Contact centre software licensing will be a thing of the past, because contact centre services will move to the cloud within five years, according to Alcatel-Lucent Enterprise's Asia Pacific senior vice president Michael McBrien.
The company, which offers its Genesys call centre services both in the cloud and as an on-premise software-based service, has around 1000 customers in the cloud already, McBrien told journalists at the G-Force 2011 conference in Melbourne today. He said that it would encompass Alcatel-Lucent Enterprises' entire customer base by 2016.
"I think in five years time, the way people buy contact centre services and telecommunications enterprise services will be in some type of cloud," he said. "And they'll be paying as they go, paying as they use it."

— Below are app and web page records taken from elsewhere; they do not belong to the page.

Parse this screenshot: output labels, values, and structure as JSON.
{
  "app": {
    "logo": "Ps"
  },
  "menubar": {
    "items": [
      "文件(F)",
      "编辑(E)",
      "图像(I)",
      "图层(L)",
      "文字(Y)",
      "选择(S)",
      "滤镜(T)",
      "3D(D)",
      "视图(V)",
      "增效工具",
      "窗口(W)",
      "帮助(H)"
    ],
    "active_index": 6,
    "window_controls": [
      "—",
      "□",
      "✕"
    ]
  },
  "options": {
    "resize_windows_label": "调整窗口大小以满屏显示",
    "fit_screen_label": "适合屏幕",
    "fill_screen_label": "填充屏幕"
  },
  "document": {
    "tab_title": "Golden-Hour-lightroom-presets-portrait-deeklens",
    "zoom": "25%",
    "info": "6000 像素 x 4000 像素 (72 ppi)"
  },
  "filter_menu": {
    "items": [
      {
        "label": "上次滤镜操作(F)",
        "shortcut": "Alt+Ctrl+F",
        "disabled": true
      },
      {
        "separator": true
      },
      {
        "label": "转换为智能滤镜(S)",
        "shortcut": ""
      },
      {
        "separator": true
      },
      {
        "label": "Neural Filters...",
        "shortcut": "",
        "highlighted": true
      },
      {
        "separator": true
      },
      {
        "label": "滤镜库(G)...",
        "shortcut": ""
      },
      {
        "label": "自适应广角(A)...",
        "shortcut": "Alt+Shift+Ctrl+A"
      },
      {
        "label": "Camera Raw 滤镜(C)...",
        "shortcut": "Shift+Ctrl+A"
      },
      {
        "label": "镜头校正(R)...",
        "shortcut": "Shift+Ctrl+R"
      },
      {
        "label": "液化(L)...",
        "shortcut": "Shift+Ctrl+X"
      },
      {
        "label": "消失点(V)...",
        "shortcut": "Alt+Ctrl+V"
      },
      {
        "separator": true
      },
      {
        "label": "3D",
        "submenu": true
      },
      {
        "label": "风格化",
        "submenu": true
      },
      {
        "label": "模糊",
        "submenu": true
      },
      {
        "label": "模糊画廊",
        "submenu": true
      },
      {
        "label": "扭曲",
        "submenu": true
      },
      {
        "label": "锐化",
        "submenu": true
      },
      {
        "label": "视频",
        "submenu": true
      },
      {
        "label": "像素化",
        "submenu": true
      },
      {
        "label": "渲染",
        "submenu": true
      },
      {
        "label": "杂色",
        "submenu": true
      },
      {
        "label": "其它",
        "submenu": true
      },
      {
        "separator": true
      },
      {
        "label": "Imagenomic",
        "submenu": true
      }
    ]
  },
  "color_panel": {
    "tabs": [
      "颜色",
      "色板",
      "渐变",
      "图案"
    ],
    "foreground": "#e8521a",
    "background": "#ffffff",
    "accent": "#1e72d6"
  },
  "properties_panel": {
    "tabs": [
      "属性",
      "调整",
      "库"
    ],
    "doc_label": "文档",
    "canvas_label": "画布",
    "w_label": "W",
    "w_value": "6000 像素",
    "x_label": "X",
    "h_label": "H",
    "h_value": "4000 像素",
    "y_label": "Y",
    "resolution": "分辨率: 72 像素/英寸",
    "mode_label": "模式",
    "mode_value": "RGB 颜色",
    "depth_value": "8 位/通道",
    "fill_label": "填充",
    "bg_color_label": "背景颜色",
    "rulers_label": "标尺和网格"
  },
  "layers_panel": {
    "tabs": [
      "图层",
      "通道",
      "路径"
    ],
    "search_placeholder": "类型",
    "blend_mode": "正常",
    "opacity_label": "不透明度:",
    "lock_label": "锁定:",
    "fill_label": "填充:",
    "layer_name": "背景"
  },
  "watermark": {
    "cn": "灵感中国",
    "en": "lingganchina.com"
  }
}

He said that similar to the Salesforce model for customer relationship management software as a service (SaaS), customers will buy the service from a telco or vendor and then bring someone else in to customise it to their needs.
And although McBrien thinks that telcos are well placed to capture the call centre services market in the cloud, he said the bets were out on which type of company customers would approach to buy the services they needed.
"I have no idea who is going to win. Are you going buy that from a telco, are you going to buy all that from a HP or are you going to buy that all from an IBM, or a specialised hosted customer company that doesn't even exist yet?" he said.
Alcatel-Lucent Enterprise was putting together a plan to deal with the shift to the cloud over the next five years, McBrien said, adding that the company had to figure out how to continue to sell software in the interim period.
"So how do you migrate to a model when you need to keep selling software? You go to a different market, a mid market. That's a market we don't play in."
Alcatel-Lucent Enterprise's global sales leader Tom Eggemeier took a more conservative approach, saying that while cloud would be popular, some organisations would want to keep their services in-house in order to maintain control.
"I think, massively, the market is going to go that way, but I think there are still going to be customers that want that control and customisation that is not always a possibility in the cloud-based solution," he said.
Josh Taylor travelled to Melbourne as a guest of Genesys.